Leur modèle de gestion du trafic s’appelle CARMA et a été développé dans le but de diminuer spécifiquement les embouteillages sur une autoroute aux heures de pointe lorsque les pendulaires d’une même région se rendent tous au centre-ville en même temps. Dans ce scénario, les automobilistes ont deux options : soit les personnes empruntent la voie lente, sujette aux bouchons, soit la voie rapide. Pour accéder à cette dernière, elles ont à leur disposition des crédits de mobilité qu’elles peuvent demander à employer selon l’urgence de leur déplacement. A la fin de chaque journée, ces crédits leur sont redistribués, qu’elles les aient utilisés ou non. «Dans les modèles classiques de transports associés aux heures de pointe, la planification de l’urgence est d’arriver tous les jours à la même heure au bureau. Nous sommes plus souples avec cette hypothèse. L’urgence associée à l’heure d’arrivée change chaque jour. Cela reflète mieux la réalité et permettrait d’assurer que notre système fonctionne sur le long terme», explique la professeure de la Faculté de l’environnement naturel, architectural et construit (ENAC). L’automobiliste peut décider de garder ses crédits pour les jours où il ou elle doit vraiment se dépêcher.
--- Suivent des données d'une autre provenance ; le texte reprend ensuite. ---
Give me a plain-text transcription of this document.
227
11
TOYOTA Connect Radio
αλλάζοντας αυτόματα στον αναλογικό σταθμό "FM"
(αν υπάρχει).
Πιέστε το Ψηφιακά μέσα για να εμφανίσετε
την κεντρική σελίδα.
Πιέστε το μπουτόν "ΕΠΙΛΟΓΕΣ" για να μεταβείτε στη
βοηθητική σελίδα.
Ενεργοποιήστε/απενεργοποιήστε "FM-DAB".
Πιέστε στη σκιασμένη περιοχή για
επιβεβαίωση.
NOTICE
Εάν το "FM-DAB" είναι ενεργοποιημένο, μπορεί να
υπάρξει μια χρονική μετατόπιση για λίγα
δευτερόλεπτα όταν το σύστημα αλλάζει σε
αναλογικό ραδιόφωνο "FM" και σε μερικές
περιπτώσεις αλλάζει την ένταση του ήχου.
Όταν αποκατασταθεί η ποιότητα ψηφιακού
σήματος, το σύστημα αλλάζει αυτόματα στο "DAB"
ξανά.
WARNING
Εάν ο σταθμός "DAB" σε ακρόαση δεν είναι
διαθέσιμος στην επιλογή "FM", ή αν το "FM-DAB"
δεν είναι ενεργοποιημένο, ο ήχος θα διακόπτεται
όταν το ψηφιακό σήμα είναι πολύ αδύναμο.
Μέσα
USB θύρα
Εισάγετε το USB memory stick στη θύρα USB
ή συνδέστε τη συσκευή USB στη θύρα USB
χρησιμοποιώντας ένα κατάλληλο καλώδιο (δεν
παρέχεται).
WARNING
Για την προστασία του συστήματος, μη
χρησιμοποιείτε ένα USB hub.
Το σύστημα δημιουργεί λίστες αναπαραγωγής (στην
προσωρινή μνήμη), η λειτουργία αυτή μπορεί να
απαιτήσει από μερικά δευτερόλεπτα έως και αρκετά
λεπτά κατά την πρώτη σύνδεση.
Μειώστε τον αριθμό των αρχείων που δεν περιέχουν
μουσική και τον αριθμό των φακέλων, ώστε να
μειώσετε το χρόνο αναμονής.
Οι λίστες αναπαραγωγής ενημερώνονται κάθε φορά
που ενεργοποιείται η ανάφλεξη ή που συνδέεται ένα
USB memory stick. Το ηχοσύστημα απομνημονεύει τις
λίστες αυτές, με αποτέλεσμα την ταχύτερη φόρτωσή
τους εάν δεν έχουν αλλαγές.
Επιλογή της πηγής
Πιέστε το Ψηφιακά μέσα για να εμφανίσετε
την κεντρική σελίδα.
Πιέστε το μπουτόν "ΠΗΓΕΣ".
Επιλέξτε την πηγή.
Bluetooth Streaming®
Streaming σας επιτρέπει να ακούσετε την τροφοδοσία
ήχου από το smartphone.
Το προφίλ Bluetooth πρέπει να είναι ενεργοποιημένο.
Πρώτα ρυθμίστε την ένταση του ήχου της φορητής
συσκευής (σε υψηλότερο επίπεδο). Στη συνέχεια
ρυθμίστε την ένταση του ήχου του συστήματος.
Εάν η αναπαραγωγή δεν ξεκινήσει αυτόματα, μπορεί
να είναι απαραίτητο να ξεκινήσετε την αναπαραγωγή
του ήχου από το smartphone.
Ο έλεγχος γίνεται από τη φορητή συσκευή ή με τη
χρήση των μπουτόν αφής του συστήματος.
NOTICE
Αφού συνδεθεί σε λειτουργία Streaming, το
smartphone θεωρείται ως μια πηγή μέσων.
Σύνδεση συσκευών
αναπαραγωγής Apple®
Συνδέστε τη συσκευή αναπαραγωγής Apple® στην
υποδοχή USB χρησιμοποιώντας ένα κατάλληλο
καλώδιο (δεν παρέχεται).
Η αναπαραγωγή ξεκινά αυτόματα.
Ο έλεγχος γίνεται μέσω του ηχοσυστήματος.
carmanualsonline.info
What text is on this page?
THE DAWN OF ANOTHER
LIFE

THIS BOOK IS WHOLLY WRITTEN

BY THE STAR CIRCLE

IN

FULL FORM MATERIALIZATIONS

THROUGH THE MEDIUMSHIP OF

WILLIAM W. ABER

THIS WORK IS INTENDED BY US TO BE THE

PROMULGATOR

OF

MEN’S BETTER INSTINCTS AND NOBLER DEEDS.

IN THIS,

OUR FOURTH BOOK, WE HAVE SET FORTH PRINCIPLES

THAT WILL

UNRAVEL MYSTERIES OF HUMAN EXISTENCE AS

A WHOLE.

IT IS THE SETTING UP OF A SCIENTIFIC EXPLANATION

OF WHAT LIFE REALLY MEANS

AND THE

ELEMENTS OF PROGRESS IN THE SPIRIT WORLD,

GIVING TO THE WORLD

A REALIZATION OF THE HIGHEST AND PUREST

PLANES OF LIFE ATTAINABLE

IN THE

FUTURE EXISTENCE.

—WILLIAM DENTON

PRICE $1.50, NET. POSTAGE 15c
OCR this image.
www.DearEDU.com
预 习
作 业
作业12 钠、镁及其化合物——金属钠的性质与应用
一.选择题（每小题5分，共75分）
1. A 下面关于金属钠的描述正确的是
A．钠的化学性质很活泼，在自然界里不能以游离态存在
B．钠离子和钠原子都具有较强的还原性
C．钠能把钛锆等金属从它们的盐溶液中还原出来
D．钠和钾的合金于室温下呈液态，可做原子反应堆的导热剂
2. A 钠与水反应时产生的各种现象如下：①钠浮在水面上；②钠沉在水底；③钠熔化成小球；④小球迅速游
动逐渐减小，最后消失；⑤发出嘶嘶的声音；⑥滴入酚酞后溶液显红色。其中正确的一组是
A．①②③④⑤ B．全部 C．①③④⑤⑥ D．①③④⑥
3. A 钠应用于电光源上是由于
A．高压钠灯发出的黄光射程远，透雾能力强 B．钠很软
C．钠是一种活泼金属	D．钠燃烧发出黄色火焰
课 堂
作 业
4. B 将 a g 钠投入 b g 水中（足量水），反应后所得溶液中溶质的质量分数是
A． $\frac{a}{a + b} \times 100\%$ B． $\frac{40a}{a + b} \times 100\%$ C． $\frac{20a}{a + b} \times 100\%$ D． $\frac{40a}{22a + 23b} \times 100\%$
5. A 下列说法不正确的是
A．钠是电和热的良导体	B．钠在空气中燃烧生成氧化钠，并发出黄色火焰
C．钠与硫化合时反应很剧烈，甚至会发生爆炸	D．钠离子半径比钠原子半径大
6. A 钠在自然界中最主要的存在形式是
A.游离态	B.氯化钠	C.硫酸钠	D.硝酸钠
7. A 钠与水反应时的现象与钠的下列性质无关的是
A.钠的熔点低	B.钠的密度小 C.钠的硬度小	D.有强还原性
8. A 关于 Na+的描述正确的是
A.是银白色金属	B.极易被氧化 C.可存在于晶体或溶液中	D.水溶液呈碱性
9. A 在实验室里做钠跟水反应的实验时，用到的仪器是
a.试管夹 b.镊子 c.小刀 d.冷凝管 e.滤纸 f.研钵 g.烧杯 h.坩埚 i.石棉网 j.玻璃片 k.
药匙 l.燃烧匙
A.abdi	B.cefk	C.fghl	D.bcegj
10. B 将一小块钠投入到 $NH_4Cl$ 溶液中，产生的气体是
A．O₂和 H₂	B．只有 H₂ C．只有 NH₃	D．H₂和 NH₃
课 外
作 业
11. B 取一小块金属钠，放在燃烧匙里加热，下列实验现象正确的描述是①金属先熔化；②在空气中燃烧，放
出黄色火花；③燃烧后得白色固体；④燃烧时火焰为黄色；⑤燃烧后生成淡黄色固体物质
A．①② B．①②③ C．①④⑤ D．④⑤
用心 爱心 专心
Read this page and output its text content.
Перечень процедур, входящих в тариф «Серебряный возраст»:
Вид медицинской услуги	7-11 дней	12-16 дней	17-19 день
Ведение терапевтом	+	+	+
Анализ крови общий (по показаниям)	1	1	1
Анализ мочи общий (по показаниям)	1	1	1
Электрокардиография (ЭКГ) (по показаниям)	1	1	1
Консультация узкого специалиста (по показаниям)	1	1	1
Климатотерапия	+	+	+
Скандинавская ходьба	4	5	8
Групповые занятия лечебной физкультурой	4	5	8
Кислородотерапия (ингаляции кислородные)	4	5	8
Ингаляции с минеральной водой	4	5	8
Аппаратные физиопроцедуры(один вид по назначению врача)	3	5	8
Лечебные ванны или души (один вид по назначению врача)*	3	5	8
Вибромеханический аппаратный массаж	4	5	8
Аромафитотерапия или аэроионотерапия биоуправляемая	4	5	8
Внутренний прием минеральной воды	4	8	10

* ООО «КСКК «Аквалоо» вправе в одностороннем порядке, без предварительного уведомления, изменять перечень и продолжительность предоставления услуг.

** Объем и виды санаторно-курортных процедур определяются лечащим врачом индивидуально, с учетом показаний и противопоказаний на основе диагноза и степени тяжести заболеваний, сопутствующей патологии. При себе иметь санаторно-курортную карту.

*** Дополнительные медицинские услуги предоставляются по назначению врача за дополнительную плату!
Équité et protection des données personnelles
Autres particularités du modèle CARMA : ces crédits de mobilité n’ont pas de valeur commerciale. Par conséquent ils ne discriminent pas les personnes aux revenus modestes. Et ils respectent leur vie privée. Aujourd’hui, les mesures courantes mises en place sur le terrain sont basées sur des systèmes tarifaires dont le prix évolue en fonction des heures de pointe. «Ceux qui ont un revenu élevé sont prêts à payer le prix fort. Tandis que les bas revenus vont devoir choisir de partir plus tard ou plus tôt pour les éviter. Ces systèmes ne sont pas équitables». D’autre part, les modèles actuels ont besoin de récolter des informations sur les habitudes de voyage des pendulaires afin de créer un programme de péage adapté à ces engorgements. Pour cela, les automobilistes répondent à des sondages qui évaluent, par exemple, le temps qu’elles et ils sont prêts à passer dans les bouchons ou encore l’heure à laquelle elles et ils partent travailler. Avec CARMA, aucune donnée personnelle de ce genre n’est nécessaire pour que le modèle fonctionne.
«Nos résultats sont mathématiquement prouvés et démontrent que nous pouvons réduire aussi bien les bouchons de cette manière qu’avec un système payant. Il est aussi plus égalitaire et respectueux des données personnelles», résume Kenan Zhang. La prochaine étape sera d’utiliser ce modèle dans le cadre d’un scénario réaliste. «Nous allons également chercher à optimiser la manière de redistribuer ces crédits.» D’ici là, CARMA est déjà une piste de réflexion concrète destinée aux professionnels de la planification urbaine.